Sin duda, estamos ante la misma infame maniobra de Espe Aguirre para justificar el fascismo, la misma neolengua que empleaba Herri Batasuna cada vez que sus matones liquidaban a una persona inocente a sangre fría. ¿Pero qué “consideraciones” ni qué niño muerto cabe hacer aquí, habría que preguntarle al señor Pello? ¿Qué se puede decir del millar de muertos y de los miles de heridos y mutilados que quedaron de todo aquel absurdo, de todo aquel intento de limpieza étnica programado a lo largo de los años, de todo aquel “error y horror”, como muy bien ha dicho Imanol Pradales, el líder del PNV? Se empieza negando la historia y se acaba lanzando gas pimienta en los ojos del adversario político, como hizo ayer un fanático con el propio candidato peneuvista.
Otxandiano no tiene el valor de condenar el terrorismo porque piensa que es malo para el negocio electoral, o porque no se lo pide el cuerpo (esto sería más preocupante), o quizá porque aún le tiemblan las piernas cuando suena el teléfono, no vaya a ser que sea Pakito, Josu Ternera o Txapote dando las consignas pertinentes. Sea como fuere, y se mire como se mire, un lehendakari incapaz de condenar el terrorismo es una vergüenza para un país y un drama para una sociedad que ha dado pasos de gigante hacia la convivencia en paz. ¿Qué pensaríamos, por ejemplo, de un dirigente político que no condenara el genocidio israelí en Palestina? Un demócrata siempre está contra la violencia, venga del lado que venga.
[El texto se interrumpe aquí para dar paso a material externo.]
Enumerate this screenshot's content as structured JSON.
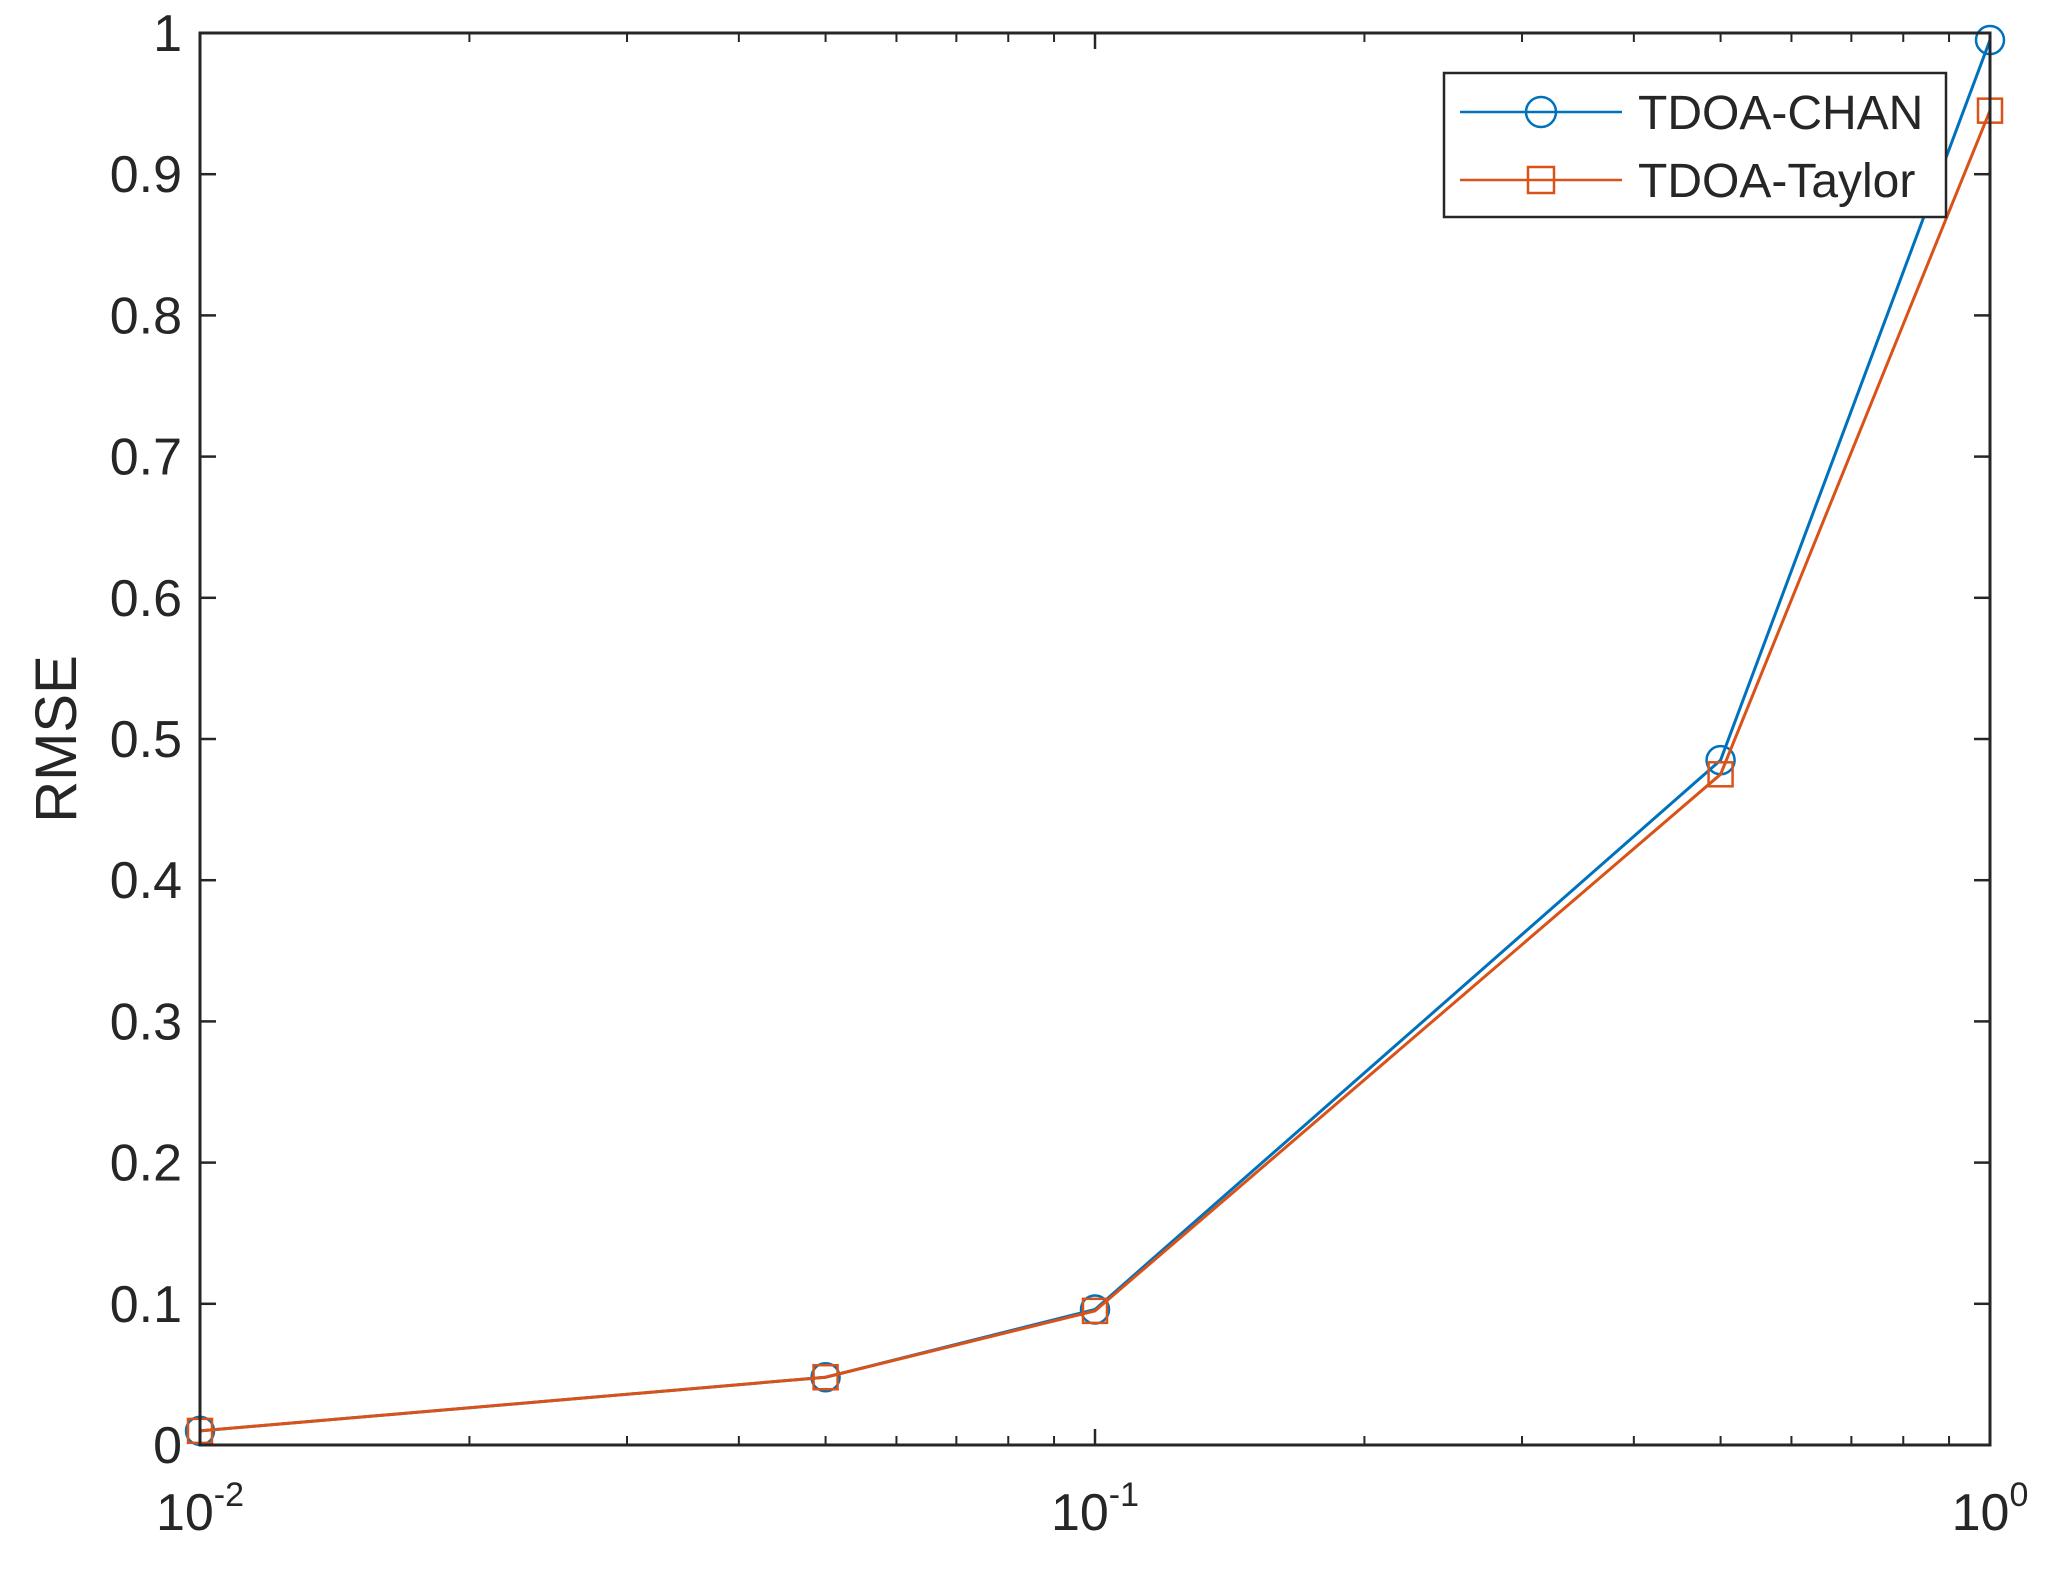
{
  "chart_data": {
    "type": "line",
    "title": "",
    "xlabel": "",
    "ylabel": "RMSE",
    "xscale": "log",
    "xlim": [
      0.01,
      1
    ],
    "ylim": [
      0,
      1
    ],
    "x_ticks": [
      {
        "value": 0.01,
        "base": "10",
        "exp": "-2"
      },
      {
        "value": 0.1,
        "base": "10",
        "exp": "-1"
      },
      {
        "value": 1,
        "base": "10",
        "exp": "0"
      }
    ],
    "y_ticks": [
      {
        "value": 0,
        "label": "0"
      },
      {
        "value": 0.1,
        "label": "0.1"
      },
      {
        "value": 0.2,
        "label": "0.2"
      },
      {
        "value": 0.3,
        "label": "0.3"
      },
      {
        "value": 0.4,
        "label": "0.4"
      },
      {
        "value": 0.5,
        "label": "0.5"
      },
      {
        "value": 0.6,
        "label": "0.6"
      },
      {
        "value": 0.7,
        "label": "0.7"
      },
      {
        "value": 0.8,
        "label": "0.8"
      },
      {
        "value": 0.9,
        "label": "0.9"
      },
      {
        "value": 1,
        "label": "1"
      }
    ],
    "grid": false,
    "legend_position": "top-right",
    "series": [
      {
        "name": "TDOA-CHAN",
        "color": "#0072BD",
        "marker": "circle",
        "x": [
          0.01,
          0.05,
          0.1,
          0.5,
          1
        ],
        "y": [
          0.01,
          0.048,
          0.096,
          0.485,
          0.995
        ]
      },
      {
        "name": "TDOA-Taylor",
        "color": "#D95319",
        "marker": "square",
        "x": [
          0.01,
          0.05,
          0.1,
          0.5,
          1
        ],
        "y": [
          0.01,
          0.048,
          0.095,
          0.475,
          0.945
        ]
      }
    ]
  }
}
En todos estos años, el partido que durante décadas fue el brazo armado de ETA se ha integrado en el marco institucional. Ha votado a favor del escudo social, de la reforma laboral, de la subida del salario mínimo interprofesional, del decreto anticrisis, de medidas por la sanidad pública y la vivienda, de la eutanasia. Es un partido impecable desde el punto de vista de la ideología de la izquierda, eso no se puede negar, pero sigue siendo un asco, se mire por donde se mire, desde la perspectiva de los derechos humanos, de la democracia y la decencia ética y moral. Eso lo sabe Pedro Sánchez, que cuando tiene que tratar con toda esta gente que no termina de quitarse la capucha de la cabeza siempre lo hace con una pinza en la nariz.